Figurez-vous, ma chère tante, qu’il s’est produit dans Florence un drame épouvantable. Vous aurez peut-être gardé le souvenir du peintre Pontormo, car au milieu de tous les artistes dont notre patrie est si féconde, il passait, à ce qu’on raconte, pour l’un des plus réputés à l’époque où vous n’aviez pas encore quitté l’Italie pour la France, en route vers votre royale destinée. Imaginez qu’on l’a retrouvé mort dans la chapelle majeure de San Lorenzo, sur le chantier même auquel il travaillait depuis un temps immémorial : onze ans ! On raconte qu’il s’est donné la mort parce qu’il n’était pas satisfait du résultat. Je l’avais croisé quelquefois, chez son ami Bronzino : il avait l’air de ces vieux fous qui marmonnent dans leur barbe. N’importe, c’est bien triste.
Heureusement, toutes les nouvelles ne sont pas aussi tragiques, mais les autres n’auront, je le crois, rien pour vous surprendre : vous savez que chaque année, les préparatifs du carnaval commencent de plus en plus tôt, si bien que nos places sont déjà envahies par les ouvriers qui s’emploient à dresser des estrades, tandis que dans les maisons les couturières s’affairent à leurs ouvrages. Vous me trouverez futile, sans doute, si je vous dis que j’aime quand Florence se pare de ses habits de fête, mais qu’y puis-je ? Cette effervescence me réjouit, moi qui n’ai pour ainsi dire pas de distraction, à part aller poser pour l’un des innombrables portraits que mon père fait faire par Bronzino de tous les membres de sa famille, vivants ou morts. Rester assise pendant des heures : c’est vous dire si je m’amuse.

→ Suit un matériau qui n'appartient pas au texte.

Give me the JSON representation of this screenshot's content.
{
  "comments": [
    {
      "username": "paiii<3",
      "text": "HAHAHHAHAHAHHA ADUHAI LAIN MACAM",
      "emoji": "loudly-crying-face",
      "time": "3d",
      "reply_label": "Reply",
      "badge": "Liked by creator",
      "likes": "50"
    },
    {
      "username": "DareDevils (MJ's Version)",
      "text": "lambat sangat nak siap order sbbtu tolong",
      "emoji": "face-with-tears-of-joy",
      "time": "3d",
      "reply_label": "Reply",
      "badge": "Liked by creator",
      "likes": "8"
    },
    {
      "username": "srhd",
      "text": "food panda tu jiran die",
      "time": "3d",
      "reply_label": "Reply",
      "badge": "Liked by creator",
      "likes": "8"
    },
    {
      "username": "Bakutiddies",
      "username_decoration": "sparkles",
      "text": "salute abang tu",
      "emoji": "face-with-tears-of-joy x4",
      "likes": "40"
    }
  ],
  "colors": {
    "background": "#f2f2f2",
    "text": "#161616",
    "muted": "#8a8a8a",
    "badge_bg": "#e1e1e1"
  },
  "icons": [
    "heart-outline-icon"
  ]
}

Le fils du duc de Ferrare, Alfonso d’Este, que vous avez peut-être connu en France car on m’a dit qu’il a combattu dans les Flandres au côté de votre époux le roi Henri, est arrivé cette semaine pour présenter ses hommages à mon père, qui tient absolument à me le faire rencontrer. On dit qu’il est sinistre, quelle corvée ! D’ailleurs, voilà maman qui m’appelle. Je vous baise les mains avec la ferveur d’une nouvelle amie. J’ai brûlé votre lettre selon votre désir, et je suivrai vos indications pour vous faire parvenir la mienne en toute discrétion. Quel dommage que vous soyez fâchés, avec mon père ! Mais je suis sûre que cette brouille ne durera pas et que vous viendrez sous peu visiter votre famille, et reverrez enfin votre belle Florence. Qui sait si le Bronzino ne fera pas votre portrait, à vous aussi ?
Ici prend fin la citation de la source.